Development of a triage tool for neurodevelopmental risk in children aged 30 months

• Predictive validity of simple neurodevelopmental screening tools was evaluated in 30 month-olds.
• Screening results were compared with detailed assessments 1–2 years later.
• The tools identified children at low risk of language and psychiatric disorders well.
• The combined tool had sensitivity 87%, specificity 64%, PPV 31% and NPV 97%.

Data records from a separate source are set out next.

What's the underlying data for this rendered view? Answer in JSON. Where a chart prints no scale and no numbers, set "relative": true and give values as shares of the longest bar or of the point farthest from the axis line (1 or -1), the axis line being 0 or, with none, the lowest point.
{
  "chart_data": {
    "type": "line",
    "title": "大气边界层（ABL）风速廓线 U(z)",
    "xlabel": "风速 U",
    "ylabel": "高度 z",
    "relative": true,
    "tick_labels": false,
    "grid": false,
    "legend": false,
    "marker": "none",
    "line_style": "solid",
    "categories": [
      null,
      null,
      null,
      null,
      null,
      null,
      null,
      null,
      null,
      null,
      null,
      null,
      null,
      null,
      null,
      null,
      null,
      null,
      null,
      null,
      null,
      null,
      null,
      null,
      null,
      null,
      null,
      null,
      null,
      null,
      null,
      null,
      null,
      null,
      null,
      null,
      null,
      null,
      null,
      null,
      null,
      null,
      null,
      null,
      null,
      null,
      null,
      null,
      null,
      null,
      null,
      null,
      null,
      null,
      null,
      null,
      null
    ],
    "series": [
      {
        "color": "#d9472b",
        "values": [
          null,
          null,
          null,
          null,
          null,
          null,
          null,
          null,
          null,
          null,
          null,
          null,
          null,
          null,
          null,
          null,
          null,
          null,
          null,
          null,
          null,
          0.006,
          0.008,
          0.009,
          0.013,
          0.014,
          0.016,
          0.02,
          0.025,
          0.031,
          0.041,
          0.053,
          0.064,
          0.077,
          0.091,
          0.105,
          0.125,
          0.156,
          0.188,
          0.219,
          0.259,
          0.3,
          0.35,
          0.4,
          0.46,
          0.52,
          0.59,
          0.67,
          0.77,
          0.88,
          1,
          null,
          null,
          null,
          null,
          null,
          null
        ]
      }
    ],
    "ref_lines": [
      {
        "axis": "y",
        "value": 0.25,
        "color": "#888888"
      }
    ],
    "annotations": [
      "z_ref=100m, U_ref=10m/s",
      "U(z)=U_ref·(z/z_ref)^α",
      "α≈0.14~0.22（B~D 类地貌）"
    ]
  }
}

Neurodevelopmental and neuropsychiatric disorders in young children predict educational, health and social problems. Early identification may significantly reduce this burden but relevant tools largely lack validation. We aimed to develop and evaluate the predictive validity of a simple screening tool for neurodevelopmental problems in a community sample of 30 month old children.A sample of children was selected from a community cohort screened at 30 months by health visitors using the Sure Start Language Measure (SSLM) and the Strengths and Difficulties Questionnaire (SDQ) in 2011. Predictive validity was assessed by comparing screening results with detailed psychometric data from the same sample 1–2 years later. Screening performance using different thresholds was explored using Receiver Operating Characteristic (ROC) with ROC area under the curve (AUC) and bootstrapping techniques.The SSLM predicted both language disorder identified by the New Reynell Developmental Language Scales (NRDLS) at follow-up (AUC 0.905) and global developmental delay assessed by the Griffiths Mental Development Scales (AUC 0.983). The SDQ administered at 30 months predicted psychiatric disorders identified by the Development and Wellbeing Assessment (DAWBA) at follow-up (AUC 0.821).Using optimal cut-offs for the SDQ and SSLM at 30 months, both tools together had sensitivity 87%; specificity 64%; positive predictive value 31%; and negative predictive value 97% in the prediction of any kind of neurodevelopmental problem 1–2 years later.The combined measure reported here is not yet sufficient as a stand-alone population screening tool for neurodevelopmental disorders. The SSLM and SDQ did however show promise in identifying preschool children at risk of ongoing language, psychiatric disorders and global developmental delay 1–2 years later but with fairly high false positive rates. Given that current developmental risk prediction in resource-poor settings is little better than random assignment, the SDQ and SSLM may aid clinical judgement when used as interim triage tools for practitioners with no specialist knowledge, in the context of longitudinal follow-up arrangements.